De costa a costa

A falta de cultura democrática no interior dos partidos está a matar o sistema democrático.

Um país, história de marinheiros que atravessaram mares e oceanos de costa a costa, povo corajoso que agora receia, teme, oscila e o simples navegar de um navio russo intimida, realça a fragilidade das nossas “naus” e dos bravos marinheiros com estórias, resta o medo de um povo rebelde, mas adormecido.

Na vida, “férias que a morte concede”, já se ouviu e viu de tudo, de políticos ao mais alto nível da governação, em ciclos fechados, preocupados, afirmarem sermos ingovernáveis, aos otimistas surfarem sem consciência o perigo das ondas. Recorrendo ao baú, a máxima, “se não se deixam governar, governai-vos vós”.

As férias que todos temos, no tempo recente assistimos à Revolução dos Cravos, ao florescer da democracia, aos inconformados sindicatos, à formação e definhar de partidos políticos, ao surgimento das juventudes partidárias, à morte de grandes líderes. Os portugueses com esperança concederam ainda recentemente uma maioria absoluta, que não gerou confiança nos portugueses, as sondagens já indiciam grande desilusão.

Nem a significativa queda dos salários reais nos últimos 20 anos, porque aumento digno desse nome só em 2009, conseguiu acordar o povo, o salário médio em Portugal é o salário mínimo em Espanha, a classe média sucumbe. Festa é festa, onde há festa há circo e malabarismo.

Nas juventudes partidárias, uns foram deputados, mais crescidos são governantes e os atuais são deputados e nos intervalos governam os partidos como se de uma associação de estudantes se tratasse e vale tudo para se manterem no poder. Sem a mínima consciência da responsabilidade constitucional dos partidos políticos — o alicerce do sistema democrático —, dia após dia, vão espetando pregos no “caixão”.

A falta de cultura democrática no interior dos partidos está a matar o sistema democrático. A radicalização à esquerda e à direita tem muito que ver com a falta de sentido de Estado dos partidos do arco do poder. Os partidos, na ânsia de crescimento, abertos, foram encharcados de militância faminta, com e sem empurrão, muitos a mudarem de camisola, pessoas sem convicção, tanto servem o partido A como B, ilustres ou não, lá vão chegando às autarquias, aos parlamentos e ao Governo para uns e desgoverno para outros.

O sentido de Estado exigiria ao seu serviço homens e mulheres com profissão, de convicção, experientes, competentes, conscienciosos, honestos, sem carreirismo. Assim teríamos governantes competentes. Mas, neste tempo, para se ser governante a exigência é outra, o importante é a fidelidade, pertencer ao núcleo de amigos, dominar o aparelho partidário, dominar os “sindicatos de voto” e praticar o culto do chefe, que garante, enquanto durar, o futuro de uns “tantos”.

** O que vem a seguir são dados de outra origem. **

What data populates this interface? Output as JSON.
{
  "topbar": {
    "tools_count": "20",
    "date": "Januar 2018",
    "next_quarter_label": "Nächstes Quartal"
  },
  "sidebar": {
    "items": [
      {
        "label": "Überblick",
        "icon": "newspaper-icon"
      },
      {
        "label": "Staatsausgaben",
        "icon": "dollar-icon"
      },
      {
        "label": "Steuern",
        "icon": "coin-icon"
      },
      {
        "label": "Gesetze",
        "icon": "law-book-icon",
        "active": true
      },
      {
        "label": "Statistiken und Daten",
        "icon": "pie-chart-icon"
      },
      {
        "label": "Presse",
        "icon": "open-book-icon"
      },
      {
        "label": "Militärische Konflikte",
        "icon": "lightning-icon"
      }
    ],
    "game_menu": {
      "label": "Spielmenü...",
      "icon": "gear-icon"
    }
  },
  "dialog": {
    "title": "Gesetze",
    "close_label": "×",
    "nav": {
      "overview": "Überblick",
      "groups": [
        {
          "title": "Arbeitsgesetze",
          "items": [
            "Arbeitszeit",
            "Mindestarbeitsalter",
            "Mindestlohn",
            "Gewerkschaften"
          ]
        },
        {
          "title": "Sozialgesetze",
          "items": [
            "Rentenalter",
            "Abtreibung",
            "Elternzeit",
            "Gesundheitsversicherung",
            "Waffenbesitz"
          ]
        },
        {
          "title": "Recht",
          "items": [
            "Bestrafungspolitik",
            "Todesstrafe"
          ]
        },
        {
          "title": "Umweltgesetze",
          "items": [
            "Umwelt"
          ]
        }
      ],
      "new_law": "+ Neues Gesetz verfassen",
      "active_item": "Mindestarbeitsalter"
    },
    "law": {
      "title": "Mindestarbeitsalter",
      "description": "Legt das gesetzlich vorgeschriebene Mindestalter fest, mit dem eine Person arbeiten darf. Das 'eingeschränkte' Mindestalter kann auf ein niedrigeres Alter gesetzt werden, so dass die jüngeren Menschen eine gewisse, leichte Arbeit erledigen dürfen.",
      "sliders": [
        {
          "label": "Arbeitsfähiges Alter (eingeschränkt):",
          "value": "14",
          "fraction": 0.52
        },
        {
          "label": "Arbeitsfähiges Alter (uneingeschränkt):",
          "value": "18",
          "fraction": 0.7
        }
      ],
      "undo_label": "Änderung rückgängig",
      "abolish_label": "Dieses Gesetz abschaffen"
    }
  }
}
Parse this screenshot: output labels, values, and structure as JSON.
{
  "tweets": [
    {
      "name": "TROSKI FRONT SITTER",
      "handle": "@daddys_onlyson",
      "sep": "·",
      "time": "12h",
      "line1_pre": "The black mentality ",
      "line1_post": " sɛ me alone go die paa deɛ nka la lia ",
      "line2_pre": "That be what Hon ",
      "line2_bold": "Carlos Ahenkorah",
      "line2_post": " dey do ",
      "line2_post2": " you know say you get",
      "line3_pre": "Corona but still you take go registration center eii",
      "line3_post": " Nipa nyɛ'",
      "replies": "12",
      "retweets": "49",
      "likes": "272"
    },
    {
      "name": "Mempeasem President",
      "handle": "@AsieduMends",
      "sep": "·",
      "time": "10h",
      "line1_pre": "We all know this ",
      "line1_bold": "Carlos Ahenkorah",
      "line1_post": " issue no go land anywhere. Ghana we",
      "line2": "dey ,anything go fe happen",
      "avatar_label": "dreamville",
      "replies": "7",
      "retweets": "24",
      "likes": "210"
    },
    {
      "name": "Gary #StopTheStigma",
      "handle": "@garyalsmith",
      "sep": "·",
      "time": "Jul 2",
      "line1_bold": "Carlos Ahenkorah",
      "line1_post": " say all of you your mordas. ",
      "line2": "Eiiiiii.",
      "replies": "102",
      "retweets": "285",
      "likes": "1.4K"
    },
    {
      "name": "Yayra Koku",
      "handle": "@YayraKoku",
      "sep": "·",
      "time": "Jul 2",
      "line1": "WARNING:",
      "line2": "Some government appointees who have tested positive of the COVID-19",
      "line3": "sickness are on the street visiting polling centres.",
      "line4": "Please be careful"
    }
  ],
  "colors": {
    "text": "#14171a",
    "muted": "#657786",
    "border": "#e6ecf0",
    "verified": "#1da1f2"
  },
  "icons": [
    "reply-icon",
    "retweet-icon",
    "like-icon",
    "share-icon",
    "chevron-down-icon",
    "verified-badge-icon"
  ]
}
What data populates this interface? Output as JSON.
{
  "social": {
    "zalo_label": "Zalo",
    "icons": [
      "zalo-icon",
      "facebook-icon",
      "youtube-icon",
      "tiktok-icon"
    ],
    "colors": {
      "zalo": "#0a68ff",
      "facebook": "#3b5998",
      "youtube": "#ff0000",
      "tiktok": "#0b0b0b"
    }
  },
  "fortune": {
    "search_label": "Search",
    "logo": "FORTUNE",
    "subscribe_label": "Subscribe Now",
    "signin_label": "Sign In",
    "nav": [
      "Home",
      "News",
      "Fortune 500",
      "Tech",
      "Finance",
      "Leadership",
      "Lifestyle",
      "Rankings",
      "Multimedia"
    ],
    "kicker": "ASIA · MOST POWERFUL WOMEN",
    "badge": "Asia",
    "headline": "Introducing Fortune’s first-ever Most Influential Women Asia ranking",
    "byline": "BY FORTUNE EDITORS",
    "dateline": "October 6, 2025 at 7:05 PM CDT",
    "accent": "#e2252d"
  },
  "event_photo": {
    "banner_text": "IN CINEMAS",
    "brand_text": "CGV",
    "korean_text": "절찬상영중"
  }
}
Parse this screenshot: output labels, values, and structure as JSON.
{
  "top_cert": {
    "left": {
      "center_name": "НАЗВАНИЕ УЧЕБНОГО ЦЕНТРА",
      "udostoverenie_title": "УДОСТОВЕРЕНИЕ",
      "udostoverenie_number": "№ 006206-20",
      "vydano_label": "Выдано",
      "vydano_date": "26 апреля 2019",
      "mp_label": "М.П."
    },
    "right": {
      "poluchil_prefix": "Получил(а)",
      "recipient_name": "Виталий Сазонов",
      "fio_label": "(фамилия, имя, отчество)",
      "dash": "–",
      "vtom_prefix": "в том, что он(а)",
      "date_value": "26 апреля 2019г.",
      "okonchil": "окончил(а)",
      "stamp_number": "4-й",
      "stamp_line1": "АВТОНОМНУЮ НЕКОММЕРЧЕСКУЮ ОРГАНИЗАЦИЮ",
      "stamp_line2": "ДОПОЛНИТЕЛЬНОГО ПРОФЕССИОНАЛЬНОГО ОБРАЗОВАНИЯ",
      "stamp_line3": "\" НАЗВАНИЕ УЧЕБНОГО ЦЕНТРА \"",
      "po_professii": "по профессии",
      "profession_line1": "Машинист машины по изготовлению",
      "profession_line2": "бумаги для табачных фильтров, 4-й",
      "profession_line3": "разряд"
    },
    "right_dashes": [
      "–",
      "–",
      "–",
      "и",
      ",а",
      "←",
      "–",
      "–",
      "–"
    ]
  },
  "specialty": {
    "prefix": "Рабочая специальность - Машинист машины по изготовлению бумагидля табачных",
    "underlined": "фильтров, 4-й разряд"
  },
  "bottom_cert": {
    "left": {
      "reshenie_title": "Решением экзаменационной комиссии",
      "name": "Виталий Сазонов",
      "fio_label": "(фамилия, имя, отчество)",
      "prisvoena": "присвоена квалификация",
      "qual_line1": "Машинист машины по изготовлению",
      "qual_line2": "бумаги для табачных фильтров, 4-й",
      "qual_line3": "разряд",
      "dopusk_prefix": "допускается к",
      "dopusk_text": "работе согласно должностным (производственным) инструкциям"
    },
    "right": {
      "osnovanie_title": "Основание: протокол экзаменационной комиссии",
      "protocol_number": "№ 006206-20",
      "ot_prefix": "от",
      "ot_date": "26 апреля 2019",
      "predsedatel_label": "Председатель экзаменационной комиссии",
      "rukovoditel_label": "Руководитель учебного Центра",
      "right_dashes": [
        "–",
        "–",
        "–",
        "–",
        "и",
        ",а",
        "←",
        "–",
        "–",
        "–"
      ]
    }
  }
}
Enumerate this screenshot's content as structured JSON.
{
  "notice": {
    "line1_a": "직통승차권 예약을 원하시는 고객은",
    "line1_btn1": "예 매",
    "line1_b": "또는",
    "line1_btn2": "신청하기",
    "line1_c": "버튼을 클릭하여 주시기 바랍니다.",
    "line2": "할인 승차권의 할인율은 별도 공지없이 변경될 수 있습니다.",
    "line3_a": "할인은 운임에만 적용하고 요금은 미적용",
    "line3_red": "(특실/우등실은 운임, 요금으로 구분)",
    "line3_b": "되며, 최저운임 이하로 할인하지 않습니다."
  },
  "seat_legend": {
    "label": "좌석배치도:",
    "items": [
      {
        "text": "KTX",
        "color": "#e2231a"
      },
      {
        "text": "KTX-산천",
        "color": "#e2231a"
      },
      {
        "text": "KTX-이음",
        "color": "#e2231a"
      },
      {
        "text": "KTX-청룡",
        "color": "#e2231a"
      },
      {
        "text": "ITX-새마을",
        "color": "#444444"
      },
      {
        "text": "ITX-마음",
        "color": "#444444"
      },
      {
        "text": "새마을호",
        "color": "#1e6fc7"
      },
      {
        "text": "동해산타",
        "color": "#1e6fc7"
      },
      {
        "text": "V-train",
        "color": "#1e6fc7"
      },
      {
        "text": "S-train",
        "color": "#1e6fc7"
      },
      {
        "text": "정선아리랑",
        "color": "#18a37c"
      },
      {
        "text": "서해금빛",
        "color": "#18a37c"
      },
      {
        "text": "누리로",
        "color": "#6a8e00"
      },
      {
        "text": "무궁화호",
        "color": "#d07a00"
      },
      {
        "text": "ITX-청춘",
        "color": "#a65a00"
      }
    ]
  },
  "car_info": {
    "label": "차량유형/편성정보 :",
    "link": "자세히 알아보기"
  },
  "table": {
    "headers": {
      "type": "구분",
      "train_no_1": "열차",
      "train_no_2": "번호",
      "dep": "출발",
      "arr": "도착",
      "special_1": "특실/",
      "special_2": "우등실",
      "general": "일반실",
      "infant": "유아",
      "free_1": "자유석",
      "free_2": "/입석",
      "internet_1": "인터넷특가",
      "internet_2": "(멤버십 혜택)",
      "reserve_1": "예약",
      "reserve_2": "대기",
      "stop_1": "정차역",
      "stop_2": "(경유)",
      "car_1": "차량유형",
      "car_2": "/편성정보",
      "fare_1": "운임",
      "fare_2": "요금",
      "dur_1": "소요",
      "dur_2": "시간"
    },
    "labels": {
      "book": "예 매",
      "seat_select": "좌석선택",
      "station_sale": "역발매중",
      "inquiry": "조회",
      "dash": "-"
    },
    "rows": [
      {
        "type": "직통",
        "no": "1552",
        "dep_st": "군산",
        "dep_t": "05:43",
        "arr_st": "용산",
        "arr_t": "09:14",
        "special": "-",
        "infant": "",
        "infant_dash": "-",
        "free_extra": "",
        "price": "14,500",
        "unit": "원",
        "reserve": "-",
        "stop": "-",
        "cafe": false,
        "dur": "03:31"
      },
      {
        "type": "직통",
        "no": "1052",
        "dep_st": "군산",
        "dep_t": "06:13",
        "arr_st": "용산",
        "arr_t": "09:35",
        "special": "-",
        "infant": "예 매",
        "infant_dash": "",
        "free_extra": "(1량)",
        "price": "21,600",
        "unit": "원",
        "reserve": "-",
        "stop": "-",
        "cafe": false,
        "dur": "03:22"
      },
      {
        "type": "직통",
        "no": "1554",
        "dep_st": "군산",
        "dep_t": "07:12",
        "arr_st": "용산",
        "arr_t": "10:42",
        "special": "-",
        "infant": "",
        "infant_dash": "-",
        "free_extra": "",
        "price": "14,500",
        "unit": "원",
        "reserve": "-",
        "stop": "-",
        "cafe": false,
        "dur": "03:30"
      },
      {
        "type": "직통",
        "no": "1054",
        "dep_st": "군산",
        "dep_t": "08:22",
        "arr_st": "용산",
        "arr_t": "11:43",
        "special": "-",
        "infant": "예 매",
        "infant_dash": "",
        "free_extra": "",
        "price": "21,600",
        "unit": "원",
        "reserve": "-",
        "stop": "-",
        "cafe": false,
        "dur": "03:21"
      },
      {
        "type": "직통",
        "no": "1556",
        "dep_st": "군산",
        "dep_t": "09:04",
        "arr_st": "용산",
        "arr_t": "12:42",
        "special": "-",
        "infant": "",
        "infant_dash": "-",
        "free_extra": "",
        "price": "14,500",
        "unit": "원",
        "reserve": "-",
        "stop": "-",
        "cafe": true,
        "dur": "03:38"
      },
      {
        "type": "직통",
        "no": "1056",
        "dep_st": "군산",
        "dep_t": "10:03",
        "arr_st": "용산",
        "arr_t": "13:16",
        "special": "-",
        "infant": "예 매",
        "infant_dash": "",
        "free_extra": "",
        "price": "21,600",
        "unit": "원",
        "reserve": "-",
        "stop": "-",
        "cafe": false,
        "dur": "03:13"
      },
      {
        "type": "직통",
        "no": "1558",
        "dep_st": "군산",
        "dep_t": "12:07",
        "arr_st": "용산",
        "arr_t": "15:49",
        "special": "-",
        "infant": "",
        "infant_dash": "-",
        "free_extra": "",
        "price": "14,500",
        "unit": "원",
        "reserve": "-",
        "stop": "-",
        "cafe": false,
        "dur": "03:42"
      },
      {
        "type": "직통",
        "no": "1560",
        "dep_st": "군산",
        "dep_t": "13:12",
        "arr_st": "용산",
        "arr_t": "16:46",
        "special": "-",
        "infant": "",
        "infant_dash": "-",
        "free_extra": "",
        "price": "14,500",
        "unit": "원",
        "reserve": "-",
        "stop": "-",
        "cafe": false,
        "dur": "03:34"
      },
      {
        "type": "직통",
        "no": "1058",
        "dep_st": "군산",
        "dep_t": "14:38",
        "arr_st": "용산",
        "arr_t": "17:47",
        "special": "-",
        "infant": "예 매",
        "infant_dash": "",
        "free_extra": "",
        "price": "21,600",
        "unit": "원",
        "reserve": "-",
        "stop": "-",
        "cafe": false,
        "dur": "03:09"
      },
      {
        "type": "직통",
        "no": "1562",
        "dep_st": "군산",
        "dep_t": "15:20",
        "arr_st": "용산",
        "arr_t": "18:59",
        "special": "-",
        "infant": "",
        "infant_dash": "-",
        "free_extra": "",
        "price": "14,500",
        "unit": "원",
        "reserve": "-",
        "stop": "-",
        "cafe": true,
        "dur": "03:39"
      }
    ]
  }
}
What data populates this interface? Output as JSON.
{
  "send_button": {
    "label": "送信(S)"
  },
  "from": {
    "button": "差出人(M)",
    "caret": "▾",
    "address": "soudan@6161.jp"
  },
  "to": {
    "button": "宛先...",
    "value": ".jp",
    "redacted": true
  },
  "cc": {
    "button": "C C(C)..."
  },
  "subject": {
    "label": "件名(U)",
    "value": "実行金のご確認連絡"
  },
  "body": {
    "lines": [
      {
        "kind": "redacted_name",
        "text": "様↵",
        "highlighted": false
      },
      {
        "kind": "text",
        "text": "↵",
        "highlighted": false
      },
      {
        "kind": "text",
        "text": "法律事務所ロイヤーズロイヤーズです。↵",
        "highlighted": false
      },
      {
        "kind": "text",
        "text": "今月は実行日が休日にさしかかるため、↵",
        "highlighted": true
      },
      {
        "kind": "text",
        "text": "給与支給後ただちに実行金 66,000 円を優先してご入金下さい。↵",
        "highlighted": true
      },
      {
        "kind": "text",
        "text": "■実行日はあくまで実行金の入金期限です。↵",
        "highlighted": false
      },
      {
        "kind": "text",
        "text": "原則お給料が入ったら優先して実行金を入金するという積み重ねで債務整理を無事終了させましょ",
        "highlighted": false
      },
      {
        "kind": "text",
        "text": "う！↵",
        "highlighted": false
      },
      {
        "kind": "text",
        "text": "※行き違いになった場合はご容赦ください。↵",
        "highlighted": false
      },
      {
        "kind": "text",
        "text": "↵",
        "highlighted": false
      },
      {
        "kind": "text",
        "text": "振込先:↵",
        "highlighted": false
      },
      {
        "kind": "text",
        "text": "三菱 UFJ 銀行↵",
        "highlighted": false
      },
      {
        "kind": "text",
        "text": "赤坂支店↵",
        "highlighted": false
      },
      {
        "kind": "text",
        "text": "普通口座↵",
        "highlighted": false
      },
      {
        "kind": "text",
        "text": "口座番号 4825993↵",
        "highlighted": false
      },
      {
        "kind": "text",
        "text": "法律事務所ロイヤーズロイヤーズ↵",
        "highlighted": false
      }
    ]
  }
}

Nos partidos muito se gosta do politicamente correto, um tema contemporâneo escolhido numa “universidade da Austrália” para se encontrar a melhor definição. No concurso, um dos seus alunos adiantou a seguinte definição: “Politicamente correto é uma doutrina, sustentada por uma minoria iludida e sem lógica, que foi rapidamente promovida pelos meios de comunicação e que sustenta a ideia de que é inteiramente possível pegar em trampa pelo lado limpo.”

Que saudades de Mário Soares, Sampaio, Guterres... Refiro os meus. Recordo o combate político entre Jorge Sampaio e Guterres. Um foi Presidente e o outro primeiro-ministro. Nessa luta interna, João Cravinho, Vera Jardim, Ferro Rodrigues, Alberto Martins, António Costa, que apoiaram Sampaio, todos foram ministros, mas desta boa lição de Guterres alguns nada ou pouco aprenderam, apesar de tudo saberem. Os valores da solidariedade, da tolerância, da liberdade, da igualdade cedem à intolerância; em vez de solidariedade, expande-se o assistencialismo e o amiguismo.

Um partido, para ser forte, exige robusta oposição interna. Mas aquele que prescinde dos seus melhores, sem tolerância, não pode ter um futuro risonho. Um Governo de amigos será sempre um mau Governo, um fraco Governo. O país, de norte a sul, de costa a costa, assim vai alimentando quem não deveria: o Chega! Esqueceram-se de Seguro, Assis, Alberto Martins e tantos outros. O país precisa de voz, chega de silêncio.